The reaction to such danger is no reaction. The Pentagon has come up with the brilliant explanation of expecting higher casualty rates. "We have a lot more troops in country. We have a lot more operations ongoing, and it increases our contact with the enemy, and that unfortunately results in an increase in casualties," said Lt. Cmdr. Christine Sidenstricker, a U.S. military spokeswoman.
This line has been repeated by America's top generals and President Obama, but is a higher number of American troops the only reason for increased casualties? American officials leave out a small detail - that the Taliban also warned of a bloody summer.
Secrets are hard to keep in war and the surge in Afghanistan was public knowledge before it ever began. The Taliban understood in 2008 that the war in Iraq was winding down and that Afghanistan would soon become the main theater. It knew of Obama's plans to send additional brigades before he was elected and has planned its summer offensive for months in advance.
To this end the Taliban sought to unite militant groups. Reports surfaced in February 2009 that Mullah Omar allegedly settled the differences in the Pakistani Taliban and formed the Shura Ittehadul Mujahideen (SIM), or Council of United Mujahedeen. Baitullah Mehsud, Hafiz Gul Bahadur, and Maulavi Nazir supposedly signed an oath to Omar and Osama bin Laden, and also agreed to focus their attacks on coalition forces in Afghanistan.
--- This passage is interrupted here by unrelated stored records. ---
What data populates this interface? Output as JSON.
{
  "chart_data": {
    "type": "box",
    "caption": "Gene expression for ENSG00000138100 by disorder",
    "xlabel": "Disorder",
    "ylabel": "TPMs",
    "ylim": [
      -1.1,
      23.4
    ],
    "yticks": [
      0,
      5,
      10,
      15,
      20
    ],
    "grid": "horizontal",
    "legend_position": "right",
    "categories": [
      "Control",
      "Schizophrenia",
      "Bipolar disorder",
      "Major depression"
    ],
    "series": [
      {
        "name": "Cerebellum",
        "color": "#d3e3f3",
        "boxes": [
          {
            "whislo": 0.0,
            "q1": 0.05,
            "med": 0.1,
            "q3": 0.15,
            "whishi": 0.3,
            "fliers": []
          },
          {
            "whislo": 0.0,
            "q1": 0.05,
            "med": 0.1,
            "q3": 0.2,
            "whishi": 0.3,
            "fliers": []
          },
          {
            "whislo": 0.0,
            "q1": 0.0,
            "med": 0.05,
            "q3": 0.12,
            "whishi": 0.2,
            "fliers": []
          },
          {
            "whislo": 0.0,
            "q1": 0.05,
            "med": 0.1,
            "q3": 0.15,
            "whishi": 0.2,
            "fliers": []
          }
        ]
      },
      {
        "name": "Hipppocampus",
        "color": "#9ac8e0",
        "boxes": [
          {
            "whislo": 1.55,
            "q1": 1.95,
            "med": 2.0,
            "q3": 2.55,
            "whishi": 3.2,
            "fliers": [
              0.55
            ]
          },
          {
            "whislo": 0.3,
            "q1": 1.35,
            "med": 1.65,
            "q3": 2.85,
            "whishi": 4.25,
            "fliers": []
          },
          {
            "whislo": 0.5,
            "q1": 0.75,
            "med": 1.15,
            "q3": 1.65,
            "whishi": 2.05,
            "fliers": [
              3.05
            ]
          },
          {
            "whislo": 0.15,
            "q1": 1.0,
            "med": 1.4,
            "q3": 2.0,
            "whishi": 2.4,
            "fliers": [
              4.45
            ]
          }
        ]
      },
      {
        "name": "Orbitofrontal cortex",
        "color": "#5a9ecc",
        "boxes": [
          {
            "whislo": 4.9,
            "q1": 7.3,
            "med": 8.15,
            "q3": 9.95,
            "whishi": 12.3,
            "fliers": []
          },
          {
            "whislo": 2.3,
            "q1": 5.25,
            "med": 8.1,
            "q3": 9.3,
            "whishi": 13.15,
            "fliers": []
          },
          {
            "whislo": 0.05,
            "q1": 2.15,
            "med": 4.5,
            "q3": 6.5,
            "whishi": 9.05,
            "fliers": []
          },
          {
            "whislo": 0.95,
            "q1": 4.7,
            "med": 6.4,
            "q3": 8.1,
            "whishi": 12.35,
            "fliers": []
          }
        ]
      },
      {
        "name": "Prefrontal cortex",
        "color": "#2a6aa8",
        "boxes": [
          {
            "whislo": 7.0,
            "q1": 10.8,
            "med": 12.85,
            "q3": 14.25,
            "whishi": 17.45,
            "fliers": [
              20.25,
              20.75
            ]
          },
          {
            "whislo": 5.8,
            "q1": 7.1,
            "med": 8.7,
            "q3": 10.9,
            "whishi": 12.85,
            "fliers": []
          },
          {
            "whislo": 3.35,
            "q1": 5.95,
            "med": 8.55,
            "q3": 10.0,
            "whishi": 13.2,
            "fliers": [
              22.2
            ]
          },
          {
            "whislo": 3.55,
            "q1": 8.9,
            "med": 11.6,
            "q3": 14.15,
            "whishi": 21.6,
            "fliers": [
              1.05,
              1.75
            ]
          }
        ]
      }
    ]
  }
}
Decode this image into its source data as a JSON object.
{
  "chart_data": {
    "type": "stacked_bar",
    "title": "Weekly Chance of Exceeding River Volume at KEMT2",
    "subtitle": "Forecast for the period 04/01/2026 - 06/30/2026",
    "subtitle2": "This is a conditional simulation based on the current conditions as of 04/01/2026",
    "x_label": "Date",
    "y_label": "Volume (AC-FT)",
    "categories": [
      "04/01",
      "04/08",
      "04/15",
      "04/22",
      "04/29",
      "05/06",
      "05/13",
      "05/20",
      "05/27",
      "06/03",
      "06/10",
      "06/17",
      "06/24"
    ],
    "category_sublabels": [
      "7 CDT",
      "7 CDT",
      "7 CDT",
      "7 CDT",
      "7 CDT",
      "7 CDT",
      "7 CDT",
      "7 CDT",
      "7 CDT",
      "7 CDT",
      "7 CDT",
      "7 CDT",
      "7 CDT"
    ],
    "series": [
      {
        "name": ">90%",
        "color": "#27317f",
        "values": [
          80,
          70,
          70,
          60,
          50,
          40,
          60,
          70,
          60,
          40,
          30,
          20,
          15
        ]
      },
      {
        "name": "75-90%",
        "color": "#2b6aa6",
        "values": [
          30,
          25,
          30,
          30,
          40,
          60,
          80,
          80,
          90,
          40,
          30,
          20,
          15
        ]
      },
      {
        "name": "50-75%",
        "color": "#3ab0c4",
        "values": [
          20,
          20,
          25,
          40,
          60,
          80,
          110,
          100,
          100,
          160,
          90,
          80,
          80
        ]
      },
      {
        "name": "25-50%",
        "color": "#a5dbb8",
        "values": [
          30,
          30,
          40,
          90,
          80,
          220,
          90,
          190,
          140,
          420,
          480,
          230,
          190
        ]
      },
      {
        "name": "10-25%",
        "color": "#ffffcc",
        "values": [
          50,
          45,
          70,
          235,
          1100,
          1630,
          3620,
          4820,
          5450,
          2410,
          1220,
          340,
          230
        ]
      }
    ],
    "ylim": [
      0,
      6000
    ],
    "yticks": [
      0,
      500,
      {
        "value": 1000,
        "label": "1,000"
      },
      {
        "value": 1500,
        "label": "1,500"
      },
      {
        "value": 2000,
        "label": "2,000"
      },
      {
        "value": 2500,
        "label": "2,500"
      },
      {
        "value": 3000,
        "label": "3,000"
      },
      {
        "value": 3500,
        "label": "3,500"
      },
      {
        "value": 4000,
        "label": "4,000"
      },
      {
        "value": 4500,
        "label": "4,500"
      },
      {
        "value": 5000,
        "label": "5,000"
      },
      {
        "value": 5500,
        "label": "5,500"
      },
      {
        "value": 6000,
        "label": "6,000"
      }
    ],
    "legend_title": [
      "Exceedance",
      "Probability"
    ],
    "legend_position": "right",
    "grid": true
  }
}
Taliban officials denied the reports and Mehsud publicly denied the SIM. The subsequent Taliban offensive in Swat put the meeting in doubt. The situation isn't static though. Mehsud may have felt like he had to attack Pakistan at the time, but that he would eventually move his operations against America in Afghanistan. Omar had warned him of provoking Pakistan's military; maybe Mehsud realized the truth of Omar's advice and is ready to follow it.
Whether the SIM exists remains uncertain, but Mullah Omar is certainly trying to consolidate the Taliban for the upcoming years. The newly found handbook professing a velvet glove over the iron hand fits the trend. Beyond limiting acts of cruelty, the book is a means to weed out the more criminal elements of the Taliban, of which there are many. It also forbids the unauthorized formation of combat units. Omar is attempting to separate the weak and combine the strong.
Think twice the next time an American official says they expect deaths to rise. America isn't the only one adding troops to the battle; the Taliban is boosting its ranks as well. It too predicted higher casualties through a variety of attacks across Afghanistan, exactly what's happening. Believing America is believing the Taliban.